A estratégia aqui é explícita: extorquir e comprometer a população economicamente ativa e o segmento produtivo, por meio de uma tributação excessiva e escorchante (a carga tributária já é hoje de 33% do PIB), a fim de ‘patrocinar’ programas assistencialistas e eleitoreiros que tornaram a meta fiscal zero, slogan maior do tecnocrático e estéril arcabouço fiscal,  ‘letra morta’ e ‘peça de ficção’ para nem 'inglês ver'.  

Muito pelo contrário, a retórica de austeridade palaciana cai por terra, por não resistir aos números da realidade. Segundo a Instituição Fiscal Independente (IFI) – órgão ligado ao Senado – até o final do mandato em curso, não menos do que R$ 150 bilhões serão executados fora da falida âncora fiscal, catapultando a dívida pública tupiniquim de 78% do PIB para 125% do PIB, em dez anos, caso nenhuma medida concreta seja tomada para deter a escalada do desequilíbrio das contas públicas.

Pior, a nova ‘sangria’ perpetrada pelo Congresso Nacional sepulta qualquer noção de responsabilidade fiscal, ao colocar R$ 30 bilhões extras fora do arcabouço, em gastos com a Defesa. A nova derrama agora aguarda a sanção palaciana. Neste tópico, é bom que se esclareça, a responsabilidade pelo desajuste das contas públicas deve ser debitada, tanto ao Executivo quanto ao Legislativo, cujas ações são, igualmente, guiadas pela ‘bússola’ das eleições no ano que vem, por meio de exceções e remendos que visam novas liberações de recursos aos currais eleitorais.

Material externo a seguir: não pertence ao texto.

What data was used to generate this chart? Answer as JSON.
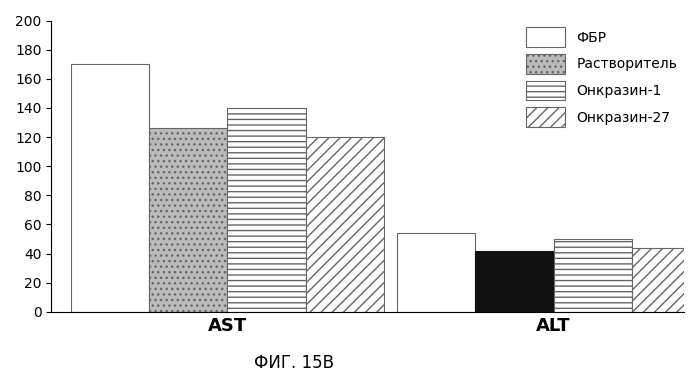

Colocando o ‘dedo na ferida’, o pesquisador do Insper e ex-assessor do Ministério da Fazenda, Marcos Mendes afirma que “o governo descumpre as regras o tempo todo”, acrescentando que “as despesas tiradas das regras são despesas de qualquer jeito e fazem a dívida pública crescer da mesma forma.” De janeiro de 2023 até hoje, a dívida bruta do país saltou de 71% para 78% do PIB.

No campo das ‘consequências’ da inconsequência fiscal se destacam:

Ø  Menos acumulação de capital: queda no investimento privado significa menor acumulação de capital na economia.

Ø  Crescimento econômico mais lento: menor acumulação de capital e o desincentivo ao investimento resultam em crescimento econômico mais lento no longo prazo.

Ø  Redução da renda e emprego: juros mais altos e menos investimento podem levar à redução da renda e do emprego no setor privado. 

Mas quando o que importa é cumprir o ‘dever de casa’, que remeteria às medidas internas adotadas pelo governo para equilibrar suas contas, voltadas à eficiência e a austeridade em suas próprias operações, as soluções são óbvias:

Ø  Corte de despesas: redução de gastos discricionários (como custeio da máquina pública) e, em alguns casos, revisão de despesas obrigatórias.

Ø  Combate a privilégios e renúncias fiscais: corte de benefícios tributários (gastos tributários) que, muitas vezes, favorecem setores específicos da economia.

Ø  Eficiência na gestão: melhoria na alocação de recursos e na qualidade do gasto público para que  serviços essenciais (saúde, educação, segurança) ganhem eficácia.